Dilema (Media) Sosial Kita

Published

on

Pada beberapa kesempatan, Penulis kerap menuliskan keresahannya tentang betapa adiktifnya media sosial sekarang. Semua platform seolah berlomba-lomba untuk menjadi yang paling lama digunakan.

Beberapa jam tak terasa bergulir begitu saja ketika jari kita asyik melakukan scrolling tanpa batas. Ada saja hal baru dan menarik yang bisa kita lihat.

Bermain media sosial tidak ada salahnya. Selain menjadi sumber inspirasi, media sosial juga membuat kita bisa terkoneksi dengan teman maupun keluarga kita.

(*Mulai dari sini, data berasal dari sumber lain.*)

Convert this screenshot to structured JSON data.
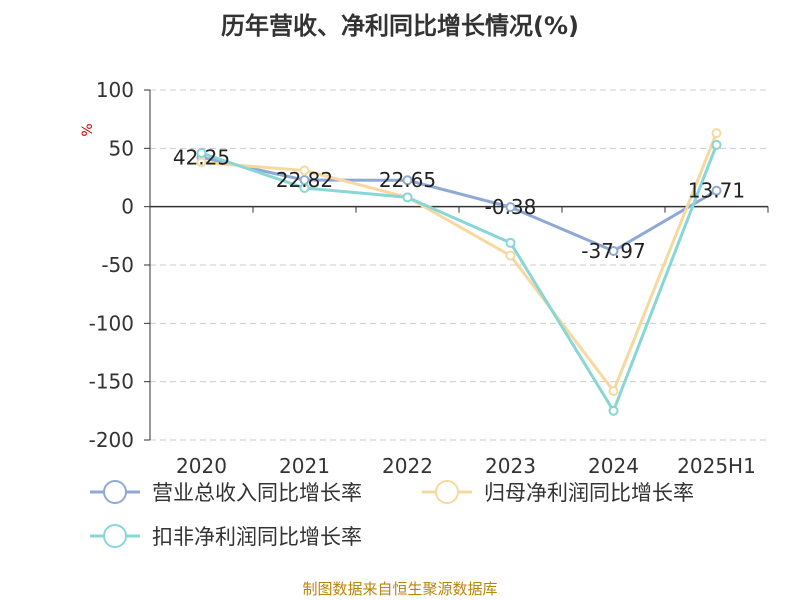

Media sosial menjadi salah jika sudah berubah menjadi candu yang membuat kita tidak tahu harus melakukan apa ketika ponsel tidak sedang berada di jangkauan kita.

Hipnotis Media Sosial

Seolah Menghipnotis (The Verge)

Ketika menulis artikel Untuk Apa Belajar SejarahPenulis jadi memiliki pemikiran kalau salah satu alasan mengapa mayoritas generasi sekarang cenderung apatis dan kurang kritis adalah karena kurang banyak membaca sejarah.

Penulis pun mendiskusikannya dengan seorang kawan (sebut saja Pentol). Ia memiliki pendapat lain. Menurutnya, itu lebih dikarenakan dampak media sosial.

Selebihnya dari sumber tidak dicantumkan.